L'empereur Antonin avait consacré une grande partie de son temps à changer les lois et leurs pratiques dans tout le pays. Il n'était pas un pionnier, mais il n'a pas respecté la « lettre de la loi ». Au lieu de cela, ses passions étaient pour le peuple, l'équité et l'introduction dans les lois romaines de plusieurs valeurs importantes et innovantes avec cette idée. De nombreux avocats ont travaillé avec Antonin et ont très probablement conseillé l'empereur sur des agendas légitimes. Cela impliquait de défendre les esclaves, les affranchis et les enfants non réclamés. À son tour, altérant la famille, comme les héritages, ainsi que la contemplation des désirs de la fille envers les mariages arrangés.

Quand Atnonin a eu 70 ans en 156 après JC, il a eu du mal à rester droit sans « séjours ». Il a commencé à prendre de petites bouchées de pain sec afin d'avoir l'endurance nécessaire pour rester alerte lors de ses premières réunions. Au fur et à mesure qu'Antonin vieillissait, il donna à Marc Aurèle et à L. Verus le consulat pour les préparer à la succession. Il faisait très attention à mettre le pays en ordre avec des finances solides et ses fils qu'il avait adoptés acquièrent un important héritage dans le Trésor. Il n'a pas vécu beaucoup plus longtemps après cela. 2 jours avant son décès, il est dit qu'Antonin a visité sa terre ancestrale à Lorium, en Étrurie. Il ne se sentait clairement pas bien et, le 7 mars 161, il appela son conseil royal à remettre le royaume à Marcus et à sa fille et mourut peu de temps après.

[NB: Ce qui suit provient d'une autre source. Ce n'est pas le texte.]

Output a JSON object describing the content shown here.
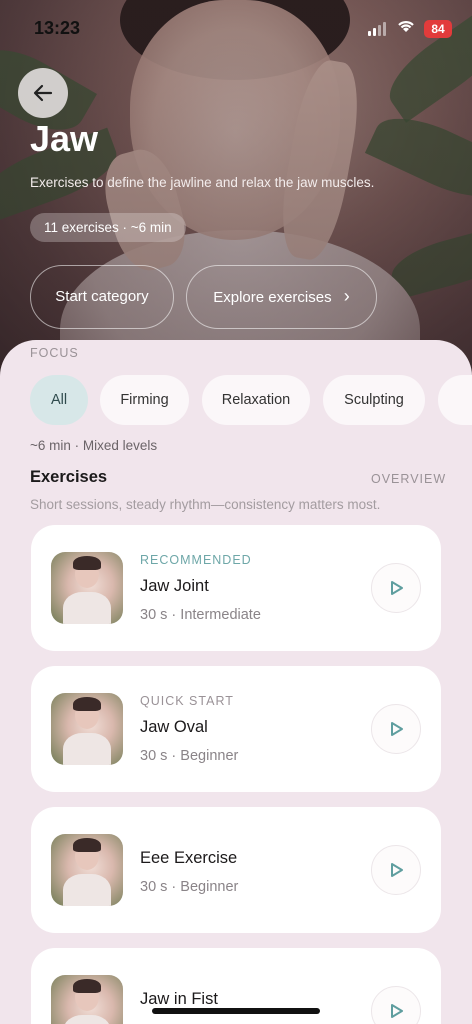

Antoninus Pius et Marcus Aurelius ont été répertoriés comme faisant partie des cinq bons empereurs. Antonin se souciait de ses responsabilités et se souciait beaucoup du bien-être de son peuple.


Chronologie du mur d'Antonin - Histoire

Lollius Urbicus, le gouverneur romain de l'époque, dépassa les limites fixées par Hadrien quelque 24 ans plus tard. Avec trois légions à sa disposition, il a reconquis une zone au nord et a marqué une autre frontière qui allait devenir connue sous le nom de mur d'Antonin.

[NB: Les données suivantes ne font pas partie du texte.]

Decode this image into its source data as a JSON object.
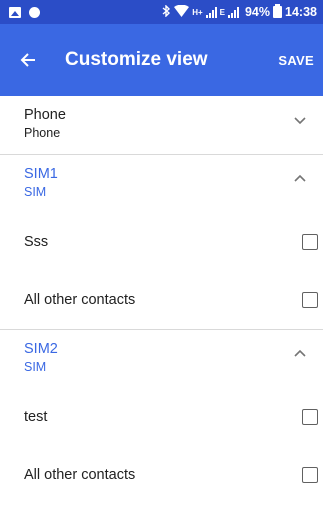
{
  "status_bar": {
    "network_label": "H+",
    "network_label_2": "E",
    "battery": "94%",
    "time": "14:38",
    "icons": [
      "image-icon",
      "circle-icon",
      "bluetooth-icon",
      "wifi-icon",
      "signal-icon",
      "battery-icon"
    ]
  },
  "app_bar": {
    "title": "Customize view",
    "save_label": "SAVE",
    "back_icon": "arrow-left-icon"
  },
  "accounts": [
    {
      "title": "Phone",
      "subtitle": "Phone",
      "expanded": false,
      "highlight": false,
      "items": []
    },
    {
      "title": "SIM1",
      "subtitle": "SIM",
      "expanded": true,
      "highlight": true,
      "items": [
        {
          "label": "Sss",
          "checked": false
        },
        {
          "label": "All other contacts",
          "checked": false
        }
      ]
    },
    {
      "title": "SIM2",
      "subtitle": "SIM",
      "expanded": true,
      "highlight": true,
      "items": [
        {
          "label": "test",
          "checked": false
        },
        {
          "label": "All other contacts",
          "checked": false
        }
      ]
    }
  ],
  "colors": {
    "status_bar": "#2b4dc7",
    "app_bar": "#3a68e3",
    "accent": "#3a68e3",
    "text": "#212121"
  }
}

La construction du mur d'Antonin a commencé en 142 après JC sous le règne de l'empereur romain Antonin le Pieux. Sa construction de base était beaucoup plus simple que le mur d'Hadrien et consistait en un rempart de gazon posé sur une fondation en pierre s'étendant sur 60 kilomètres à travers le centre de l'Écosse. Devant ce mur, un large fossé a été creusé dans le cadre des défenses globales, et le remblai de ce fossé a formé un monticule bas au nord. La barrière, construite d'est en ouest, s'étendait entre le Firth of Forth à Bo'ness et l'embouchure de la rivière Clyde à Old Kilpatrick.

La zone entre les deux murs était à certains égards difficile à définir. Ce n'était pas une colonie ni une province et la meilleure description était peut-être simplement une zone militaire. Une garnison permanente de dix mille soldats romains vivait dans des camps fortifiés entourés d'une population (principalement) hostile.